Schoolteachers often have poor choices for retirement investing. While some are lucky enough to have low-cost plans from providers like TIAA-CREF, Fidelity, or Vanguard, others don't have great options for their tax-deferred retirement savings.

We've called out plan providers like AIG (NYSE: AIG  ) before for their high expenses and lack of good choices. But things can get worse, as some Colorado teachers discovered recently.

So bad, it's criminal
The horrendous surrender charges and obscenely high management and investment expenses that you'll find in many 403(b) plans -- the nonprofit and educational equivalent of 401(k) plans -- technically are not crimes. But one investment advisor found a way to raise the bar rather dramatically.

Gordon Robert Moore, 30, of Longmont, Colo., a former investment advisor for AXA Equitable (NYSE: AXA  ) , pleaded guilty to felony theft, felony securities fraud, and felony computer crime, according to the Colorado Attorney General's Office, in a scheme where $1.7 million was transferred out of the Public Employee Retirement Accounts of 141 Colorado schoolteachers. Moore forged documents that allowed funds to be shifted from Public Employee Retirement Accounts to accounts that he managed at AXA Equitable, according to the AG. He garnered $100,000 in management fees, according to media reports.
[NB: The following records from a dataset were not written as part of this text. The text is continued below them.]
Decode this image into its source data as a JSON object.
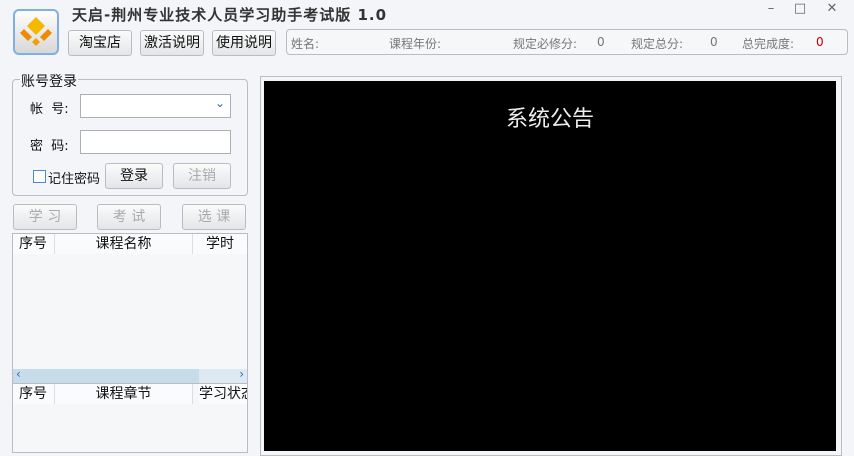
{
  "window": {
    "title": "天启-荆州专业技术人员学习助手考试版 1.0",
    "minimize": "–",
    "maximize": "□",
    "close": "✕"
  },
  "toolbar": {
    "taobao": "淘宝店",
    "activate": "激活说明",
    "usage": "使用说明"
  },
  "info": {
    "name_label": "姓名:",
    "year_label": "课程年份:",
    "required_label": "规定必修分:",
    "required_value": "0",
    "total_label": "规定总分:",
    "total_value": "0",
    "completion_label": "总完成度:",
    "completion_value": "0"
  },
  "colors": {
    "completion": "#c00000",
    "notice_bg": "#000000"
  },
  "login": {
    "legend": "账号登录",
    "account_label": "帐  号:",
    "account_value": "",
    "password_label": "密  码:",
    "password_value": "",
    "remember": "记住密码",
    "login": "登录",
    "logout": "注销"
  },
  "actions": {
    "study": "学 习",
    "exam": "考 试",
    "select": "选 课"
  },
  "courses": {
    "columns": [
      "序号",
      "课程名称",
      "学时"
    ]
  },
  "chapters": {
    "columns": [
      "序号",
      "课程章节",
      "学习状态"
    ]
  },
  "notice": {
    "title": "系统公告"
  }
}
That sounds like a motive to me.

Amazingly, Moore will likely face only probation. Why? Because, according to Nate Strauch, spokesman for the Colorado AG's Office, "He didn't steal the money. He transferred it."

I bet that made the teachers -- whose accounts might well have suffered trading losses on top of paying those fees -- feel a lot better.

Stay out of the game
That's an extreme example, but it should get us all thinking about our financial retirement plans. If you qualify, a Roth IRA may be a better option for teachers and other workers stuck in bad 403(b) plans. By directly investing in a Roth, you control the investment choices -- which can dramatically lower your annual costs versus a 403(b) plan. And don't forget to keep an eye on your nest egg.